During the period of transition from coffee to tea, experiments in a new product, rubber, were being carried out. These experiments proved that various types of rubber yielding trees would flourish in Sri Lanka. However, the industry can be said to have had its birth in 1876 when 1,919 plants of Hevea Braziliensis – the native rubber tree of the Amazon Valley – were received in good condition at the Heneratgoda Botanical Gardens from Kew. It is from these mother trees that the gigantic rubber plantation industry in the Eastern hemisphere sprang.

Of the trees planted at the Heneratgoda Botanical Gardens in 1876, the first one flowered in 1881, on which the first experiments in tapping were commenced.

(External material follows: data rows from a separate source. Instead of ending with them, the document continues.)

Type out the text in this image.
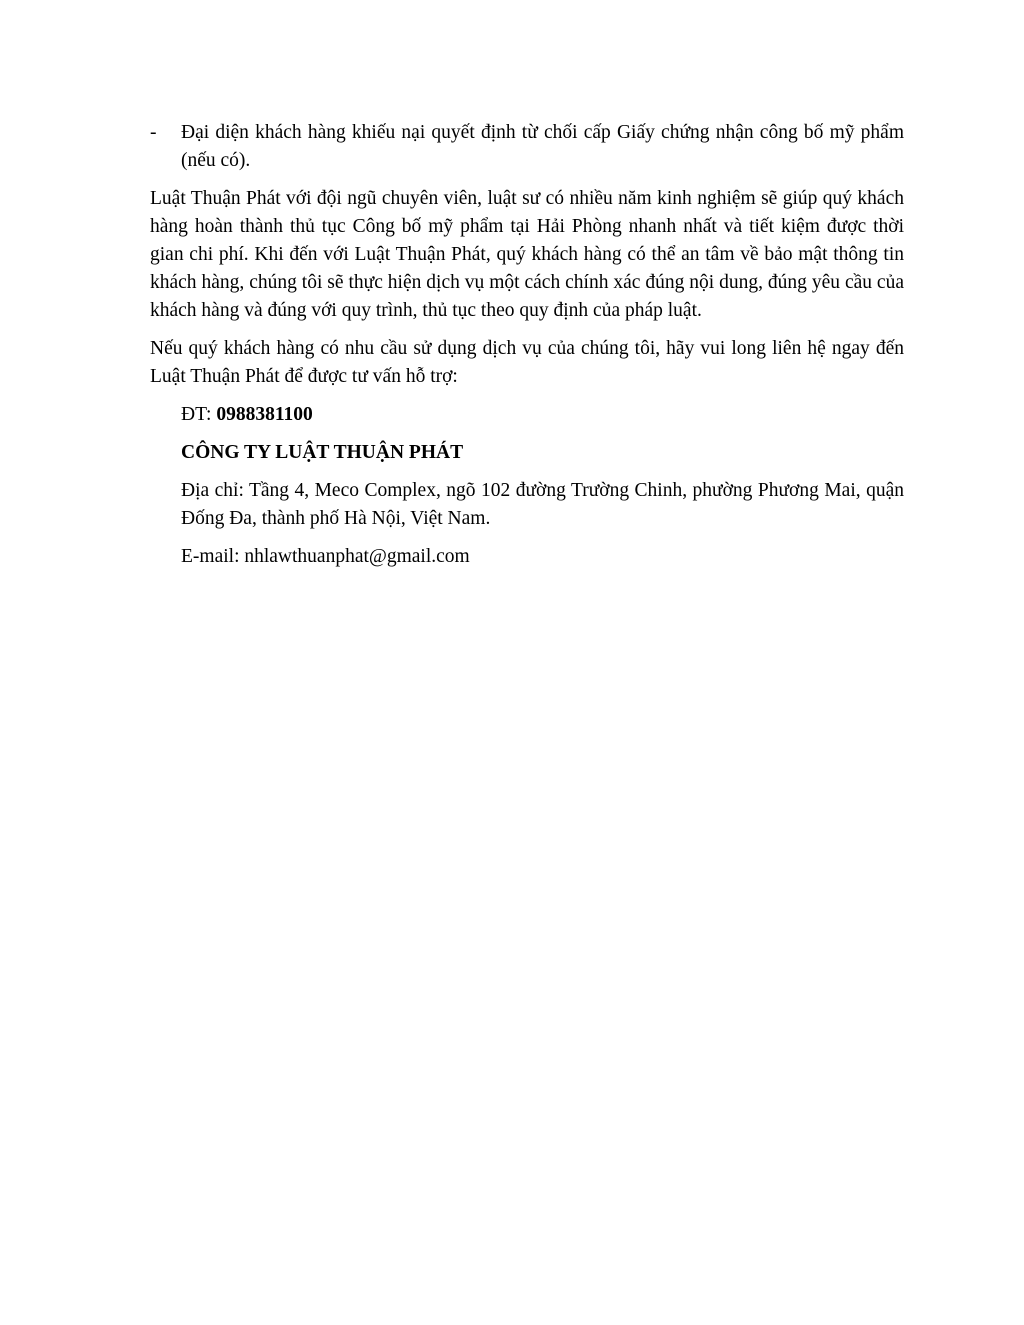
- Đại diện khách hàng khiếu nại quyết định từ chối cấp Giấy chứng nhận công bố mỹ phẩm (nếu có).

Luật Thuận Phát với đội ngũ chuyên viên, luật sư có nhiều năm kinh nghiệm sẽ giúp quý khách hàng hoàn thành thủ tục Công bố mỹ phẩm tại Hải Phòng nhanh nhất và tiết kiệm được thời gian chi phí. Khi đến với Luật Thuận Phát, quý khách hàng có thể an tâm về bảo mật thông tin khách hàng, chúng tôi sẽ thực hiện dịch vụ một cách chính xác đúng nội dung, đúng yêu cầu của khách hàng và đúng với quy trình, thủ tục theo quy định của pháp luật.

Nếu quý khách hàng có nhu cầu sử dụng dịch vụ của chúng tôi, hãy vui long liên hệ ngay đến Luật Thuận Phát để được tư vấn hỗ trợ:

ĐT: 0988381100

CÔNG TY LUẬT THUẬN PHÁT

Địa chỉ: Tầng 4, Meco Complex, ngõ 102 đường Trường Chinh, phường Phương Mai, quận Đống Đa, thành phố Hà Nội, Việt Nam.

E-mail: nhlawthuanphat@gmail.com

The rubber plantation was thinned out in 1882 and from the 260 seedlings raised the following year and distributed in Sri Lanka, the first spread of commercial rubber planting began. The trees at Heneratgoda were thinned out periodically and by 1887 there were 457 good trees standing which provided the seed for further plantings. In 1890 the Forest Department opened a plantation at Edangoda and by 1893 some 90,000 seeds were distributed for planting and similar numbers were sold in succeeding years.

Following the first commercial planting in 1883, further areas were planted at a moderate pace until, by 1904, 25,000 acres were under cultivation. Thirty four tons of rubber were exported that year. Thereafter, rubber planting increased very rapidly. By 1906, 100,000 acres had been planted and by 1928 had been increased to 534,000 acres.